Pensacola attorney Fred Levin has gifted his Bayou Texar estate known as Timeless Tanglewood to the University of West Florida, the institution announced Friday.

Levin’s donation includes much of the home’s contents, including works of art and collector’s items. The total value of Levin’s gift tops $8 million, making it the largest gift by a living donor in the university’s history.

“Every gift we receive helps us provide students with access to high-quality, relevant educational opportunities,” said UWF President Martha Saunders. “But every once in a while, a gift like this one from Fred Levin comes along that has the ability to transform what we do. We are most grateful for his trust in us.”

One of the most successful trial attorneys in the country, Levin has received more than 25 jury verdicts in excess of $1 million, six of which were in excess of $10 million. He’s perhaps best known for rewriting Florida’s Medicaid Third Party Recovery Act to allow the state of Florida to recover billions of dollars from the tobacco industry for smoking-related illnesses.

Fred Levin in 2016. (Drew Buchanan/The Pulse)

Much of Levin’s collection will remain with the house

Built in 1988, the 7,500 square foot home sits on 1.2 acres on the eastern shore of Bayou Texar. The lower level includes a bar area themed after the RMS Titanic, complete with a 1912 Renault automobile that was the original sister car of one that was aboard the Titanic and is now at the bottom of the Atlantic Ocean. A collection of commissioned artworks will remain with the property, along with its 21-foot dining room table, custom-made European chinaware, and antique Victorian Tiffany silver.

The property — which will now be known as the UWF President’s Club at Timeless Tanglewood — will provide the opportunity for enhanced learning experiences for students in the global hospitality and tourism management program, officials said. In addition, the property is envisioned to offer a venue for meetings and events that support the university’s mission, as well as a place to host visiting dignitaries and academic scholars from around the world for the enhancement of UWF academic programs.

The gardens at Timeless Tanglewood. (Larry Marchant/Special to The Pulse)

Gift made in Askew’s memory

Levin is donating the Tanglewood estate to UWF in honor of his personal friend and law partner Reubin O’Donovan Askew, who served as the 37th governor of Florida from 1971 to 1979. Askew, along with Levin’s brother David, formed the law firm now known as Levin Papantonio in 1955.

In recognition of Levin’s continued support, UWF announced that it has renamed the Department of Government as the Reubin O’D. Askew Department of Government. Starting in Fall 2018, the Reubin O’D. Askew Department of Government will provide opportunities for students to receive scholarships as Askew Scholars.

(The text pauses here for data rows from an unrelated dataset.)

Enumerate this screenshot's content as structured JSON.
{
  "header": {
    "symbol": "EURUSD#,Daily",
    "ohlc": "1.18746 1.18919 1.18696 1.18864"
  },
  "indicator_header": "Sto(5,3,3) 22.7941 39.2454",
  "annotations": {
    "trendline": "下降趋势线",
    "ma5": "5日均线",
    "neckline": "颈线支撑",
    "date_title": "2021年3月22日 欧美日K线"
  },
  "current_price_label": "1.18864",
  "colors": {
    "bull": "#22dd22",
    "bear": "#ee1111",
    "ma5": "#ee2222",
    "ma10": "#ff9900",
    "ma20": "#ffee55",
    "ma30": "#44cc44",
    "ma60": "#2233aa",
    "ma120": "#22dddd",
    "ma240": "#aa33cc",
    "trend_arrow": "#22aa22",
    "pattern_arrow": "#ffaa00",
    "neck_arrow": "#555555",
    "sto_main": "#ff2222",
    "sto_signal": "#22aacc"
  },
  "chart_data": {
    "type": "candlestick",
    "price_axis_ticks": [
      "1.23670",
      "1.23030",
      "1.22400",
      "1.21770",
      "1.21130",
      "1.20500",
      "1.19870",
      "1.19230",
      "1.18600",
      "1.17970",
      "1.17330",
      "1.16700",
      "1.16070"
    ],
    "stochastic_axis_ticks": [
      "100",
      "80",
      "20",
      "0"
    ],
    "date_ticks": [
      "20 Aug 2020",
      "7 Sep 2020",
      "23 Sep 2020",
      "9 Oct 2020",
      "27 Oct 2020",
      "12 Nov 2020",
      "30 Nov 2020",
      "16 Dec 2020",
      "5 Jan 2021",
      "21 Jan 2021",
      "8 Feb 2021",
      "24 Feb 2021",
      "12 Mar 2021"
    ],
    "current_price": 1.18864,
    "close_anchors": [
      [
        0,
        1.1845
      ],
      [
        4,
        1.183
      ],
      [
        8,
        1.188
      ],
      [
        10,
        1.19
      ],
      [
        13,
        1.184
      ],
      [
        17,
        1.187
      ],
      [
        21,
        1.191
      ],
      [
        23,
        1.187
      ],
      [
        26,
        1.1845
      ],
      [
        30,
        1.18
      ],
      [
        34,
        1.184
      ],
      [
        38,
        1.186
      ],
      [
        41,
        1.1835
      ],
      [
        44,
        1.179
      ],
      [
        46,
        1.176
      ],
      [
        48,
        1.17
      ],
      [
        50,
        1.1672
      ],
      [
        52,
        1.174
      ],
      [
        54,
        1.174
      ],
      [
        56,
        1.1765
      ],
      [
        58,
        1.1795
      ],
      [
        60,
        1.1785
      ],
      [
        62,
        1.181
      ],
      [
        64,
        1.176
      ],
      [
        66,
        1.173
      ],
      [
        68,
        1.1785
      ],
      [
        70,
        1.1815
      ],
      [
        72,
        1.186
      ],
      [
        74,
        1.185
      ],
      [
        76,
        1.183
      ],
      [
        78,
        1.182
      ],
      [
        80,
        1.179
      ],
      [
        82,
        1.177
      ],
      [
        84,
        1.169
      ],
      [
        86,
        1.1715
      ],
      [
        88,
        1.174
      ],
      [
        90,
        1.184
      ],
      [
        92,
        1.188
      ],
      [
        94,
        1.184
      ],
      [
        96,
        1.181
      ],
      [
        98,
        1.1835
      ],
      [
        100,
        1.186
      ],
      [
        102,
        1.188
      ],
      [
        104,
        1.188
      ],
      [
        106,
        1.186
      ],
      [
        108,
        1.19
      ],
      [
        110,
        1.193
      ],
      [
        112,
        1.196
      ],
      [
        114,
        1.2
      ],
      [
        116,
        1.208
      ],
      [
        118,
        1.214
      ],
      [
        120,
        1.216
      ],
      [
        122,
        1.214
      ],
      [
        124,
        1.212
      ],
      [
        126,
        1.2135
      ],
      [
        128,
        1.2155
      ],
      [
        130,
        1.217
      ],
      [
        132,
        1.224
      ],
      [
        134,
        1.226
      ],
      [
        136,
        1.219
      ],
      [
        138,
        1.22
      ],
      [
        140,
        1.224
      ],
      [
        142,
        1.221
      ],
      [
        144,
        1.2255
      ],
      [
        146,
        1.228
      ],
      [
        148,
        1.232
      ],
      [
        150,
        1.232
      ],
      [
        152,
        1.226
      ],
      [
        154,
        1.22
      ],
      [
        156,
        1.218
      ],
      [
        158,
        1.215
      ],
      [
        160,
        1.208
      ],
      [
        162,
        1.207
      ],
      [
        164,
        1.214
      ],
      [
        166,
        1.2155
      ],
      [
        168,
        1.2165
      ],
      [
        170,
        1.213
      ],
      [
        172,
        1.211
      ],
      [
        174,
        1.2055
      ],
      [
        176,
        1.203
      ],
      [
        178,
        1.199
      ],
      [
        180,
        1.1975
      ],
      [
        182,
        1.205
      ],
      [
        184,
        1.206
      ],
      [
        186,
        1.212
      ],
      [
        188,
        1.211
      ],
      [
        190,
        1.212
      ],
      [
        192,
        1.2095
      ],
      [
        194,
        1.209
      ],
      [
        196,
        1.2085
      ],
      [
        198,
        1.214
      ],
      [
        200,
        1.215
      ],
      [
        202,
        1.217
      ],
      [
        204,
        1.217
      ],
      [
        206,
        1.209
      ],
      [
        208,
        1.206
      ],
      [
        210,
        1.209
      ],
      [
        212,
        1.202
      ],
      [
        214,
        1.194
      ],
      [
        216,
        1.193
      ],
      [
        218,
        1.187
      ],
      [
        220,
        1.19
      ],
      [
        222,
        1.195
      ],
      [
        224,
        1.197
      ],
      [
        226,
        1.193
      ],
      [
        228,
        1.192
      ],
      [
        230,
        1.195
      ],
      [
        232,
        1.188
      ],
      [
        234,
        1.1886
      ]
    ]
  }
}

“Reubin O’D. Askew was one of the finest governors to serve Florida,” said Levin. “He was also one of the founding partners of the Levin law firm and a wonderful friend. It is a privilege for me to honor him in this way and to provide an opportunity for his name and legacy to be remembered in the Pensacola community he loved and supported so much.”

Levin, left, with Nancy Fetterman and Philip Morris at UWF’s 50th anniversary gala. (University of West Florida/Special to The Pulse)

Levin has long history of giving to UWF

Levin has a longstanding history of giving to the university. More than 20 years ago, he gifted an endowed professorship at UWF in honor of his father, Abe Levin, which is now worth more than $400,000. In 2017, he gave $100,000 to support UWF football, as well as $550,000 to establish the Reubin O’D. Askew Institute for Multidisciplinary Studies. The institute will further the university’s leadership in STEAM initiatives, combined applications of science, technology, engineering, art and math, officials said, and will create a hub for students and faculty to work on innovative community projects, better preparing graduates for today’s ever-changing workforce.

“Fred is passionate about the critical role UWF plays in our region and investing in the lives of others,” said Howard Reddy, interim vice president of university advancement. “We thank him for his exceptional vision and generosity.”